As already stated by Kekana, the number of deliveries at the Rahima Moosa Mother and Child Hospital has doubled over the years thus impacting on the need of additional essential supplies. 

“This situation has been exacerbated by the situation at Charlotte Maxeke Johannesburg Academic Hospital where remedial work is currently under way. To mitigate the issue of stock availability there is a formal working agreement with neighbouring facilities to augment each other’s capacity. The appointment of a dedicated stock controller has been finalized to assist ward stock rooms in the management of essential supplies stock levels,”

said Kekana.

 Withe regards to the CT scan at the hospital not working, as part of ensuring uninterrupted healthcare provision RMMCH has made contingency plans for its patients that need services requiring the use of a CT scan, whilst the process to fix the machine is underway, explained Kekana. 

She further said that patients are referred and transported to nearby facilities which

include the Nelson Mandela Children’s Hospital and Leratong Hospital.
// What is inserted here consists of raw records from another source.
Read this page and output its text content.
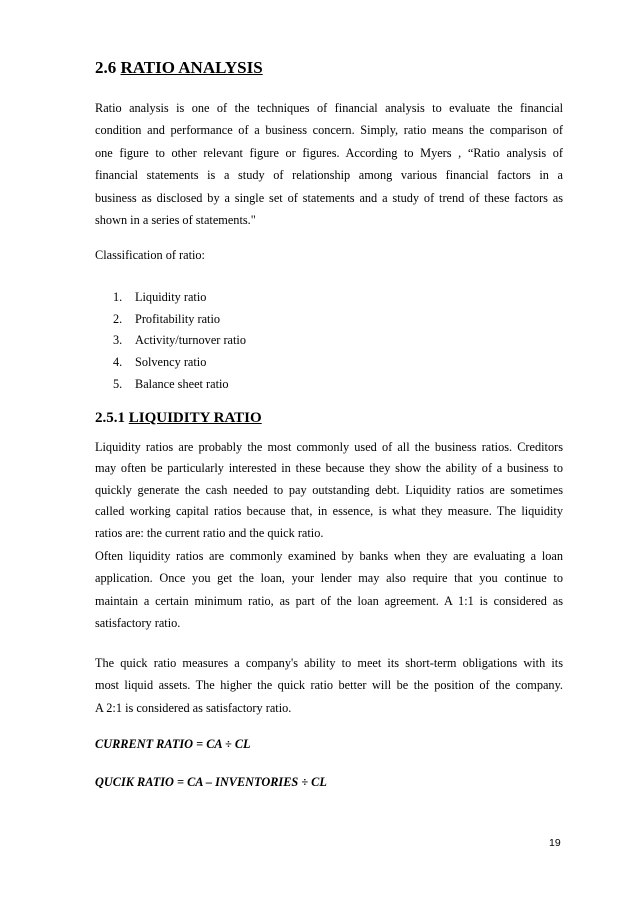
2.6 RATIO ANALYSIS
Ratio analysis is one of the techniques of financial analysis to evaluate the financial
condition and performance of a business concern. Simply, ratio means the comparison of
one figure to other relevant figure or figures. According to Myers , “Ratio analysis of
financial statements is a study of relationship among various financial factors in a
business as disclosed by a single set of statements and a study of trend of these factors as
shown in a series of statements."
Classification of ratio:
1. Liquidity ratio
2. Profitability ratio
3. Activity/turnover ratio
4. Solvency ratio
5. Balance sheet ratio
2.5.1 LIQUIDITY RATIO
Liquidity ratios are probably the most commonly used of all the business ratios. Creditors
may often be particularly interested in these because they show the ability of a business to
quickly generate the cash needed to pay outstanding debt. Liquidity ratios are sometimes
called working capital ratios because that, in essence, is what they measure. The liquidity
ratios are: the current ratio and the quick ratio.
Often liquidity ratios are commonly examined by banks when they are evaluating a loan
application. Once you get the loan, your lender may also require that you continue to
maintain a certain minimum ratio, as part of the loan agreement. A 1:1 is considered as
satisfactory ratio.
The quick ratio measures a company's ability to meet its short-term obligations with its
most liquid assets. The higher the quick ratio better will be the position of the company.
A 2:1 is considered as satisfactory ratio.
CURRENT RATIO = CA ÷ CL
QUCIK RATIO = CA – INVENTORIES ÷ CL
19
According to her this has ensured minimal delays in patients needing access to the service.


Despite Gauteng Health’s response to the issues at RMMCH, the Democratic Alliance’s Shadow MEC for health, Jack Bloom was not happy with the response. 

He said it was a weak response to the heartfelt plea by Dr De Maayer. 

Dr De Maayer describes how “things are falling apart”, and children are dying because of basic services not being available.

“I challenged Gauteng Health MEC Nomathemba Mokgethi in the health budget debate in the Gauteng Legislature to admit that there is a full-scale crisis, rather than “pressures” as she has said in a recent interview.

“But her response was only more of the same that we have heard before, that the department is responding and issues are being addressed,” 

said Bloom.

Although the department had given a reason why the CT scan at Rahima Moosa Mother and Child Hospital is not working, Bloom said when he asked the health MEC as to when the CT Scanner would be fixed she could not give him a firm date.

Meanwhile, Dr De Maayer describes how a child needed an urgent brain scan but had to wait 48 hours before it could be done at the Nelson Mandela Childrens Hospital.

“The key issue is why there wasn’t a continuous maintenance contract for the scanner and a plan to replace it when it predictably broke down after being used for a normal lifespan.

“This is a problem at other public hospitals in Gauteng where vital machinery breaks down all the time and patients’ lives are put at risk,”

said Bloom.

Bloom said the first step in addressing a crisis is to admit that there is a crisis and that Dr De Maayer is correct to say that “things are falling apart”.